When asked if she’s “pro-life,” she answers: “I’ll always advocate for the preborn.”

It’s a personal belief that got her blocked as the chair of the House of Commons committee on status of women last fall, when the Liberal and NDP members walked out on her because of her anti-abortion views. The Campaign Life Coalition, an anti-abortion group, has praised Ms. Harder’s voting record on family and life issues, but says her position on access to abortion remains unclear. In a follow-up e-mail, Ms. Harder refused to clarify but said, “Andrew Scheer has made it clear that a future Conservative government will not re-open the abortion debate.”

“The Prime Minister is dictating to women and girls across this country what a right type of woman or girl looks like. That’s incredibly ignorant and counter to what I would call feminism,” Ms. Harder says.

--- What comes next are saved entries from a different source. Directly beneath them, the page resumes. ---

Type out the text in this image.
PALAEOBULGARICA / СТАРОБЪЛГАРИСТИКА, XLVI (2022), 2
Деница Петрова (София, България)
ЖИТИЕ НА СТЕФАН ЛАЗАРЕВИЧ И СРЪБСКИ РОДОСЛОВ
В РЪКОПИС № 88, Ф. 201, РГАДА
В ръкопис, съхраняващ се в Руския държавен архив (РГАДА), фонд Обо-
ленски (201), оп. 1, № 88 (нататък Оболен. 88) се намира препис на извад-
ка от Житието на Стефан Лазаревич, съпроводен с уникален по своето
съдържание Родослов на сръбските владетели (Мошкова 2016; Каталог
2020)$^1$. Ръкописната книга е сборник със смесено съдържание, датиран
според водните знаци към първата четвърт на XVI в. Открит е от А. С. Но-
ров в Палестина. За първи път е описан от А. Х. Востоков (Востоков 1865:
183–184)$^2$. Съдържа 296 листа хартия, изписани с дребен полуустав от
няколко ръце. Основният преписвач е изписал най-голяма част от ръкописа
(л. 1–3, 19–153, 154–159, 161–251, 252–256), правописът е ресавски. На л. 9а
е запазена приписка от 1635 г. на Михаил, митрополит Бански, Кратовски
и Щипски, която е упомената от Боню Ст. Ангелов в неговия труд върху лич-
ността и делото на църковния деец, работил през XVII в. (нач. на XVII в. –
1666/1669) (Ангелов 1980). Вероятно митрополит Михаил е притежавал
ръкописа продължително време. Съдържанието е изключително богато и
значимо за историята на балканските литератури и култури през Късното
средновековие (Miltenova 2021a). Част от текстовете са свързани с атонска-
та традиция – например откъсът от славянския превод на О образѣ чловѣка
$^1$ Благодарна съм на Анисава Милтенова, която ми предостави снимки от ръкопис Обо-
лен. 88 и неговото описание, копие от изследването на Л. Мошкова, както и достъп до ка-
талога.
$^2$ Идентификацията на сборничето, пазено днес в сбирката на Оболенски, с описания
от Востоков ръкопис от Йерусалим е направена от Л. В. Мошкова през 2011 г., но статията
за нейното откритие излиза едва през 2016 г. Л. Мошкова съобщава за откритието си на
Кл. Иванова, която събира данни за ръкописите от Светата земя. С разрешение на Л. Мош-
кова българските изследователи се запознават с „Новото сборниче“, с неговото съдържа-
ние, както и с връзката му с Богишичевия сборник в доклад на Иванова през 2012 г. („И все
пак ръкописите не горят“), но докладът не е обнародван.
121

It’s “really wrong,” she says, for Finance Minister Bill Morneau to push for more women to enter the skilled trades and STEM fields of science and mathematics, arguing that each woman should decide for herself what she wants to do with her life. She doesn’t believe in quotas, either. Citing witness testimony from the status of women committee, she says she’s heard stories about women who are promoted to meet an equity target – only to end up being treated poorly.

“Unfortunately, by putting a quota in place, we allow for men to write them off because they just attribute their seat to gender. How did that advance the conversation with regards to gender equality? It didn’t,” she says.

(Ms. Harder, along with her party, supported the passage of the Liberal government’s Bill C-25, which requires certain corporations to disclose information about diversity among directors and in senior management. Conservative MPs said they support transparency in the process but believe in merit, not quotas.)

Growing up on a horse farm in tiny Kathryn, Alta., Ms. Harder – the middle of five children – said she learned the values of hard work and community volunteerism. With the help of her parents, she started a plan for a dog kennel business at the age of 9. She also did humanitarian work in orphanages in Mexico and at health clinics and schools in Africa.

“I was brought up to perceive the world as a place of opportunity. And I was brought up to perceive myself as someone who is strong and capable and has good ideas to contribute,” Ms. Harder says.

She attended a Christian college and the University of Lethbridge, where was trained as a sociologist, and she spent her 20s travelling Canada as a youth researcher for non-governmental organizations, universities, churches and faith-based organizations.

After being involved in politics at the grassroots level, she ran federally in 2015 and easily won her seat.

In Ottawa, Ms. Harder says she wants to focus her attention on human rights and advocating for the world’s most vulnerable.

“Of course women are disproportionately the ones who find themselves living in poverty,” she says. “It’s really challenging for them to find ways to economically prosper, particularly if they’re widowed and unmarried.”

For her part, Ms. Harder takes pains to point out that her constituents are more than one gender.

“I don’t just represent women,” she says. “I was elected by women and men.”